There’s very little theoretical learning in culinary school. Damned near all of the knowledge is imparted via the practical, hands-on approach. But there’s practical and then there’s practical.

And so begins my secondary learning, a little process called stagiaire or trailing. Or as it should be called, short-term slave labor. Basically an aspiring chef agrees to work a shift at a restaurant in the hope that you’ll learn a bit more and get a job offer later on.


My first trail was a two-day stint at Anthos, a fine dining Greek restaurant in Midtown. Despite the fact that my two-day trail combined with my usual 4-hour school day for a relaxing 17-hour day cooking, it was a great experience. The menu there is fairly impressive, they work with a lot of fish, and the people were very nice.

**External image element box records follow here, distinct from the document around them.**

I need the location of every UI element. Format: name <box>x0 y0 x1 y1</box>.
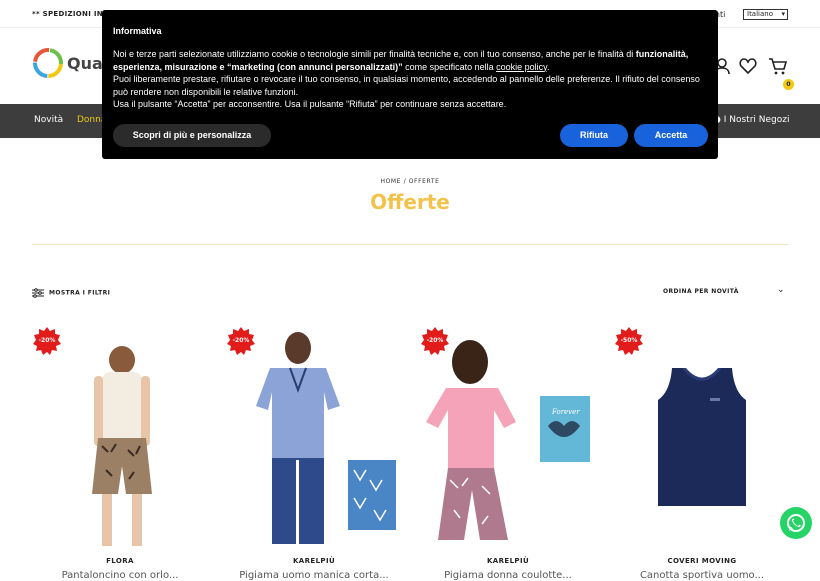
language-value: Italiano <box>747 10 773 18</box>
product-image[interactable]: Forever <box>424 340 594 544</box>
product-brand[interactable]: COVERI MOVING <box>614 557 790 565</box>
whatsapp-icon <box>787 514 805 532</box>
consent-title: Informativa <box>113 26 162 36</box>
product-brand[interactable]: FLORA <box>32 557 208 565</box>
chevron-down-icon: ▾ <box>781 10 785 18</box>
whatsapp-button[interactable] <box>780 507 812 539</box>
language-select[interactable]: Italiano ▾ <box>743 9 788 20</box>
consent-text: Puoi liberamente prestare, rifiutare o r… <box>113 74 700 97</box>
learn-more-button[interactable]: Scopri di più e personalizza <box>113 124 271 147</box>
show-filters-label: MOSTRA I FILTRI <box>49 289 111 297</box>
discount-badge: -20% <box>232 337 250 344</box>
product-name[interactable]: Canotta sportiva uomo... <box>614 570 790 581</box>
show-filters-button[interactable]: MOSTRA I FILTRI <box>32 288 110 298</box>
product-image[interactable] <box>236 330 396 544</box>
divider <box>32 244 788 245</box>
product-card[interactable]: Forever -20% KARELPIÙ Pigiama donna coul… <box>420 326 596 581</box>
discount-badge: -20% <box>38 337 56 344</box>
product-name[interactable]: Pigiama donna coulotte... <box>420 570 596 581</box>
product-name[interactable]: Pigiama uomo manica corta... <box>226 570 402 581</box>
nav-item-negozi[interactable]: ● I Nostri Negozi <box>713 115 789 125</box>
consent-text: come specificato nella <box>402 61 497 72</box>
logo-icon[interactable] <box>33 48 63 78</box>
sort-select[interactable]: ORDINA PER NOVITÀ <box>663 288 739 295</box>
nav-item-novita[interactable]: Novità <box>34 115 63 125</box>
product-brand[interactable]: KARELPIÙ <box>420 557 596 565</box>
product-name[interactable]: Pantaloncino con orlo... <box>32 570 208 581</box>
cart-icon[interactable] <box>768 56 788 76</box>
cookie-policy-link[interactable]: cookie policy <box>496 62 547 72</box>
discount-badge: -20% <box>426 337 444 344</box>
product-image[interactable] <box>654 368 750 508</box>
product-card[interactable]: -20% FLORA Pantaloncino con orlo... <box>32 326 208 581</box>
svg-text:Forever: Forever <box>551 408 580 416</box>
consent-text: Noi e terze parti selezionate utilizziam… <box>113 49 636 59</box>
heart-icon[interactable] <box>739 56 757 76</box>
reject-button[interactable]: Rifiuta <box>560 124 628 147</box>
breadcrumb[interactable]: HOME / OFFERTE <box>0 178 820 185</box>
chevron-down-icon[interactable]: ⌄ <box>777 285 785 295</box>
page-title: Offerte <box>370 190 450 214</box>
product-card[interactable]: -20% KARELPIÙ Pigiama uomo manica corta.… <box>226 326 402 581</box>
product-brand[interactable]: KARELPIÙ <box>226 557 402 565</box>
product-card[interactable]: -50% COVERI MOVING Canotta sportiva uomo… <box>614 326 790 581</box>
cart-count-badge: 0 <box>783 79 794 90</box>
accept-button[interactable]: Accetta <box>634 124 708 147</box>
product-image[interactable] <box>62 346 182 546</box>
consent-text: . <box>546 61 550 72</box>
cookie-consent-dialog: Informativa Noi e terze parti selezionat… <box>102 10 718 159</box>
nav-item-negozi-label: I Nostri Negozi <box>723 115 790 125</box>
discount-badge: -50% <box>620 337 638 344</box>
consent-text: Usa il pulsante “Accetta” per acconsenti… <box>113 99 507 109</box>
consent-body: Noi e terze parti selezionate utilizziam… <box>113 48 709 111</box>
filter-icon <box>32 288 44 298</box>
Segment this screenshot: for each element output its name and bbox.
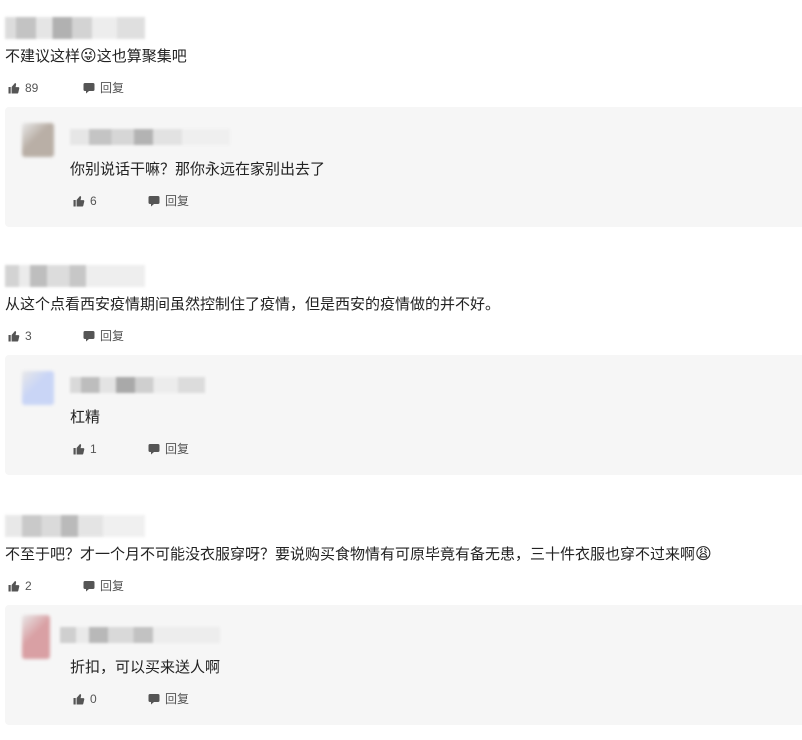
- reply-button[interactable]: 回复: [83, 578, 124, 594]
- like-button[interactable]: 3: [8, 328, 32, 344]
- reply-icon: [83, 83, 95, 94]
- like-button[interactable]: 6: [73, 193, 97, 209]
- like-count: 89: [25, 81, 39, 95]
- reply-button[interactable]: 回复: [83, 328, 124, 344]
- like-count: 3: [25, 329, 32, 343]
- username-blurred[interactable]: [70, 377, 205, 393]
- reply-button[interactable]: 回复: [148, 441, 189, 457]
- reply-button[interactable]: 回复: [83, 80, 124, 96]
- comment-text: 不至于吧？才一个月不可能没衣服穿呀？要说购买食物情有可原毕竟有备无患，三十件衣服…: [5, 545, 712, 565]
- reply-box: 杠精 1 回复: [5, 355, 802, 475]
- reply-icon: [148, 196, 160, 207]
- reply-box: 你别说话干嘛？那你永远在家别出去了 6 回复: [5, 107, 802, 227]
- reply-button[interactable]: 回复: [148, 193, 189, 209]
- comment-text-part: 这也算聚集吧: [96, 48, 187, 65]
- username-blurred[interactable]: [70, 129, 230, 145]
- username-blurred[interactable]: [5, 515, 145, 537]
- username-blurred[interactable]: [5, 265, 145, 287]
- thumbs-up-icon: [8, 83, 20, 94]
- reply-label: 回复: [100, 329, 125, 343]
- reply-button[interactable]: 回复: [148, 691, 189, 707]
- thumbs-up-icon: [8, 581, 20, 592]
- reply-text: 杠精: [70, 409, 101, 426]
- like-button[interactable]: 0: [73, 691, 97, 707]
- emoji: 😜: [80, 48, 97, 65]
- avatar[interactable]: [22, 615, 50, 659]
- username-blurred[interactable]: [5, 17, 145, 39]
- reply-icon: [148, 694, 160, 705]
- comment: 不建议这样😜这也算聚集吧 89 回复 你别说话干嘛？那你永远在家别出去了 6 回…: [0, 14, 802, 229]
- thumbs-up-icon: [8, 331, 20, 342]
- like-button[interactable]: 89: [8, 80, 38, 96]
- avatar[interactable]: [22, 371, 54, 405]
- reply-icon: [83, 581, 95, 592]
- comment-text-part: 从这个点看西安疫情期间虽然控制住了疫情，但是西安的疫情做的并不好。: [5, 296, 501, 313]
- thumbs-up-icon: [73, 444, 85, 455]
- reply-label: 回复: [100, 81, 125, 95]
- like-button[interactable]: 2: [8, 578, 32, 594]
- like-count: 6: [90, 194, 97, 208]
- comment-text: 不建议这样😜这也算聚集吧: [5, 47, 187, 67]
- reply-label: 回复: [165, 442, 190, 456]
- reply-label: 回复: [165, 692, 190, 706]
- emoji: 😩: [695, 546, 712, 563]
- reply-icon: [148, 444, 160, 455]
- comment: 不至于吧？才一个月不可能没衣服穿呀？要说购买食物情有可原毕竟有备无患，三十件衣服…: [0, 512, 802, 727]
- comment-text-part: 不建议这样: [5, 48, 81, 65]
- reply-label: 回复: [165, 194, 190, 208]
- comment-text: 从这个点看西安疫情期间虽然控制住了疫情，但是西安的疫情做的并不好。: [5, 295, 500, 315]
- reply-label: 回复: [100, 579, 125, 593]
- avatar[interactable]: [22, 123, 54, 157]
- reply-icon: [83, 331, 95, 342]
- like-count: 0: [90, 692, 97, 706]
- thumbs-up-icon: [73, 196, 85, 207]
- comment: 从这个点看西安疫情期间虽然控制住了疫情，但是西安的疫情做的并不好。 3 回复 杠…: [0, 262, 802, 477]
- comment-text-part: 不至于吧？才一个月不可能没衣服穿呀？要说购买食物情有可原毕竟有备无患，三十件衣服…: [5, 546, 696, 563]
- thumbs-up-icon: [73, 694, 85, 705]
- reply-box: 折扣，可以买来送人啊 0 回复: [5, 605, 802, 725]
- reply-text: 你别说话干嘛？那你永远在家别出去了: [70, 161, 326, 178]
- like-count: 2: [25, 579, 32, 593]
- like-count: 1: [90, 442, 97, 456]
- like-button[interactable]: 1: [73, 441, 97, 457]
- reply-text: 折扣，可以买来送人啊: [70, 659, 221, 676]
- username-blurred[interactable]: [60, 627, 220, 643]
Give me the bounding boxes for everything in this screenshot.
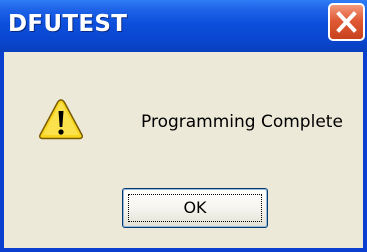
warning-icon — [39, 99, 83, 140]
window-title: DFUTEST — [8, 11, 128, 37]
title-bar[interactable]: DFUTEST — [0, 0, 367, 52]
message-box-window: DFUTEST Programming Complete OK — [0, 0, 367, 252]
close-button[interactable] — [328, 3, 365, 41]
message-text: Programming Complete — [141, 112, 343, 132]
ok-button-label: OK — [183, 198, 207, 217]
dialog-body: Programming Complete OK — [4, 52, 363, 248]
close-icon — [336, 11, 357, 33]
ok-button[interactable]: OK — [122, 188, 268, 228]
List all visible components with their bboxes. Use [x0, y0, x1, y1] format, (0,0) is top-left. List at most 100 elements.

I also got to learn a little about line cooking jargon. At one point the co-owner of the joint, Donatella Arpaia, sat down with some guests, including who I think was actor Kyle McLaughlin. We were told to "fire" their meals "very VIP." That translates into "cook" your meals "extremely well, because if you fuck it up we'll gut you on the spot."

My first day trailing at Anthos was spent almost wholly prepping, with mixed success: julienning red onions (the cuts seemed fine but I didn’t cover them properly and thus stunk up the fridge, slightly pissing off the pastry chef); cutting oyster mushrooms; rolling cheese balls; and picking beans, among other things.

The second day was much better. I did a little prep, but I also got to work the deep-fry station. It’s not much more glamorous than a stint at McDonald’s, but it was a good entre into the world of restaurants for someone who has no such experience. I was in charge of prepping meze—Greek appetizers that are typically brought out as a complement from the chef—for diners as soon as they were seated.

They consisted of Greek-style mini-hot dogs (using pita bread, pomegranate ketchup and mustard seeds) and a small plate of deep fried cheese balls, sweetbreads, aqualemon foam, tipiti sauce and mini-pita.

Aqualemon foam
2 eggs, separated
2 oz. lemon juice
salt to taste
1 oz. chicken stock

Whip the two egg whites, the lemon juice and a good amount of salt in a blender until moderately stiff peaks form and it tastes very lemony and very salty. Take the two egg yolks and some chicken stock and heat it briefly (in a microwave for 8 seconds or over very low heat). The egg yolk mixture should not scramble at all. Then pulse the yolk mixture into the peaks. Et voila.

Or, as the Greeks would say, εκεί.

1 comment:

  1. Heard about that place...can't believe they trusted you with hot oil.